The uniform character of the whole Order is to abound in mucilage, and to be destitute of all the unwholesome properties. It is remarkable for the beauty of the flowers, for the toughness of the fibres, which in many species yield a strong cordage, and a thread used for weaving into coarse linen, for the downy cotton in the seed-vessels of the species, for the softening mucilage prepared from the seeds and roots of the others, and for various useful properties.

Select plants in this order

Not all plants listed are illustrated and not all plants illustrated are listed.

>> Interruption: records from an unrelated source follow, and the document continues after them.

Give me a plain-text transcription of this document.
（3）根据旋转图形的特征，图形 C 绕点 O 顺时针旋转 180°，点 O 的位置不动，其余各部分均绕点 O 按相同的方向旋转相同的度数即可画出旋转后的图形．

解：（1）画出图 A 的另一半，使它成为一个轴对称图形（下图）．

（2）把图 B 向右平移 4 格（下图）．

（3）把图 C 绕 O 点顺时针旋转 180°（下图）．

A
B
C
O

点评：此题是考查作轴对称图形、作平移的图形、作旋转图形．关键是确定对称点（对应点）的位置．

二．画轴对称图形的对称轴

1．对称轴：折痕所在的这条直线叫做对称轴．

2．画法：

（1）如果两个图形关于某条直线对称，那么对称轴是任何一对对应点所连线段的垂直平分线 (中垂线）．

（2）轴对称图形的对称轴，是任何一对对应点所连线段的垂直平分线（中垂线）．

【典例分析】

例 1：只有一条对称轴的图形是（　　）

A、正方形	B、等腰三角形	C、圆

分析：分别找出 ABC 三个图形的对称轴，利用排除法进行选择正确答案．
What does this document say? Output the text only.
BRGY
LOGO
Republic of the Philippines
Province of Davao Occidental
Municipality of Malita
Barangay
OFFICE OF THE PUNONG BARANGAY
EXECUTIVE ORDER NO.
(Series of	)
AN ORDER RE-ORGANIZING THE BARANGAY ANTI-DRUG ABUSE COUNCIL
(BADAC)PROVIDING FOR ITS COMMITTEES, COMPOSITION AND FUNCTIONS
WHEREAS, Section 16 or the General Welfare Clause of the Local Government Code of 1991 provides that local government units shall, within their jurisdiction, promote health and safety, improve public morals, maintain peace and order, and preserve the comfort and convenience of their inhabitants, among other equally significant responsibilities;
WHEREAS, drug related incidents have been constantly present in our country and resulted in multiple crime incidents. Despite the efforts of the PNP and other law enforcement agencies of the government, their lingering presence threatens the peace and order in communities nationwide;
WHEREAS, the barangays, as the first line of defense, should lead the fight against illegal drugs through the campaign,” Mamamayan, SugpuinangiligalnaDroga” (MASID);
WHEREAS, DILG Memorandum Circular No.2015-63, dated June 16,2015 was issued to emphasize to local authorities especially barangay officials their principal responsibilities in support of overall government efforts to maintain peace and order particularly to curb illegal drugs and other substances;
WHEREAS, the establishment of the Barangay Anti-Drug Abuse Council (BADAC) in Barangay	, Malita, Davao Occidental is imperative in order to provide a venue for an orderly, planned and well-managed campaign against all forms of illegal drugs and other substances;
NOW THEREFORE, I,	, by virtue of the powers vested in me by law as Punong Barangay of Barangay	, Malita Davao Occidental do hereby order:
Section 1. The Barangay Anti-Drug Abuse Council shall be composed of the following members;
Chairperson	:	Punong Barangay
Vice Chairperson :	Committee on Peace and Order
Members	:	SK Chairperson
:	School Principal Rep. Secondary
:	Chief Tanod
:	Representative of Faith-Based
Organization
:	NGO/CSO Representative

  • Malva moschata (1) is the prettiest of the British species of this tribe; it was named from a slight scent it possesses of musk.
  • Malva sylvestris is well known as one of our commonest way-side flowers, and is a good example of one species being very widely dispersed beyond the usual limits of the tribe; this and the British M. rotundifolia are frequently seen on the plains of India. M. crispa, of the West Indies, yields from the bark a very tenacious fibre for cordage.
  • Gossypium, the cotton plant, is the most extensively useful of this or perhaps any tribe; there is scarcely any other plant that has proved of so much service to man, or has called forth so high a degree of skill in manufacture, or enterprise in commerce. It appears to have been first cultivated and woven into cloth in India, but is now spread over an extensive range of the globe on each side of the equator; from the south shores of Europe to the Cape of Good Hope; from China to Arabia and Syria; one species is peculiar to Peru; several are cultivated in the West Indies, Mexico, and the United States. In the equinoctial regions of America, cotton grows at an elevation of 9000 feet.
  • Gossypium herbaceum (2) and its varieties are the kinds most generally cultivated in India; the capsule contains about five seeds, covered with a short grey down, lying in the mass of white cotton. One of these varieties produces the delicate cotton from which the beautiful Dacca muslin is fabricated. G. herbaceum is the only kind grown in the south of Europe.
  • Hibiscus Rosa-sinensis (5) is a splendid example of the beauty of the flowers of this tribe; the petals are, like some others, astringent; the juice is used by the Chinese to blacken their eye-brows and the leather of their slippers.
  • H. cannabinus is employed in India as a substitute for hemp and flax; the seeds yield an useful oil.
  • H. trionum, with its inflated membranous calyx, is known in gardens as the Bladder Ketmia.
  • Althea frutex (3) is a hardy shrub, flowering abundantly in shrubberies, even in the Parks of London.
  • A. palustris inhabits the marshes of our southern coast, and is also found plentifully in France, where a syrup under the name guimauve is obtained from the abundant mucilage of the roots, and is esteemed as a cure for coughs.
  • A. rosea, the Hollyhock, affords a similar kind of syrup in Greece; its leaves yield a yellow dye.
  • Abelmoschus esculentus is an excellent ingredient for soup in the East.
  • The seeds of A. moschatus are cordial, and mixed with coffee by Arabians.
  • Urena and Pavonia are both medicinal plants of Brazil.
  • Abutilon, Sida, and a few other genera, compose a division of this tribe without an involucre to the flower.
  • Abuliton striatum (6) is a highly ornamental shrub, producing its elegant bell-shaped flowers on long drooping stalks during several months.
  • Sida lancelolata is intensely bitter, and is thought valuable in medicine.
  • S. micrantha has extremely straight light stems, which serve well for rocket-sticks.

Locations

The plants of this Tribe are found in great abundance in the Tropics: plentifully in the hottest countries of the Temperate regions, gradually diminishing towards the north. In the British Isles there are only six species; in Sweden they form but a small portion of the Flora; in Lapland they seem to be altogether unknown.

Legend

  1. Malva moschata, Musk Mallow. England.
  2. Gossypium herbaceum, Common Cotton. East Indies.
    1. Seed.
  3. Hibiscus syriacus, Althea frutex. Syria.
  4. Malope trifida, Trifid-leaved Malope. Barbary.
    1. Fruit of distinct carpels crowded into a heap.
  5. Hibiscus Rosa-sinensis, Chinese Hibiscus. China.
  6. Abutilon striatum, Striated Abutilon. Brazil.
  7. Fruit of Malva sylvestris, Common Mallow.